Although much of the focus of neuroevolution including NEAT was on evolving shallower neural networks, we can also apply neuroevolution to deep neural networks and do so well and fast with the use of modern compute. For example, OpenAI-ES parallelized across thousands of workers by Ho, S. & Chen, X., et al. (2017) achieved good performance on complex continuous control tasks like 3D humanoid walking in 10 minutes and competitive results in Atari games within an hour, and simple GA with truncated selection and elitism by Such, P. & Madhavan, C., et al. (2017) achieved competitive results to ES and RL methods (DQN, A3C, etc.) in training neural networks with over 4 million parameters to play Atari games from pixels alone and even outperformed other approaches in longer games.

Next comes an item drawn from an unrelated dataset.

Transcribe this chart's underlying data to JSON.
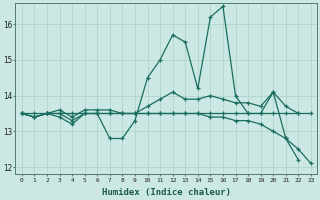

In the latter example, it was also found that a random search variation, dominated by GA, surprisingly outperformed DQN and A3C in some games tested, further suggesting the drawbacks of following gradients in some tasks that involve noisy, delayed, sparse reward structures and the robustness of (deep) neuroevolution in those tasks. On top of the robustness, neuroevolution also offers potentially interpretable evolution history and tends to produce explainable and regularized networks instead of networks working with highly distributed embeddings and overfitting to the dataset. Moreover, as mentioned previously and demonstrated by EvoJAX and NEAT, fitness computation of individuals in the population in neuroevolution is easily parallelizable with vectorization and can naturally make use of TPUs/GPUs unlike some traditional RL algorithms. Hence, research in neuroevolution and its synergies with other techniques and compute is strongly encouraged and ongoing across various domains.

Conclusion

In this article, we briefly discussed fixed-topology neuroevolution and unique challenges of TWEANNs, and introduced NEAT that addresses the unique challenges primarily with its encoding. We also discussed results of deep neuroevolution in some tasks and benefits of neuroevolution that motivate further research in neuroevolution. As mentioned repeatedly, I highly recommend checking out resources cited below for more details and trying to implement the neuroevolution algorithms yourself.

Resources

Risi, S. et al. 2025. Neuroevolution: Harnessing Creativity in AI Agent Design. Neuroevolution.
Stanley, O. K. & Miikkulainen, R. 2002. Evolving Neural Networks through Augmenting Topologies.The MIT Press Journals.
Tang, Y. & Tiang, Y. & Ha, D. 2022. EvoJAX: Hardware-Accelerated Neuroevolution. GitHub.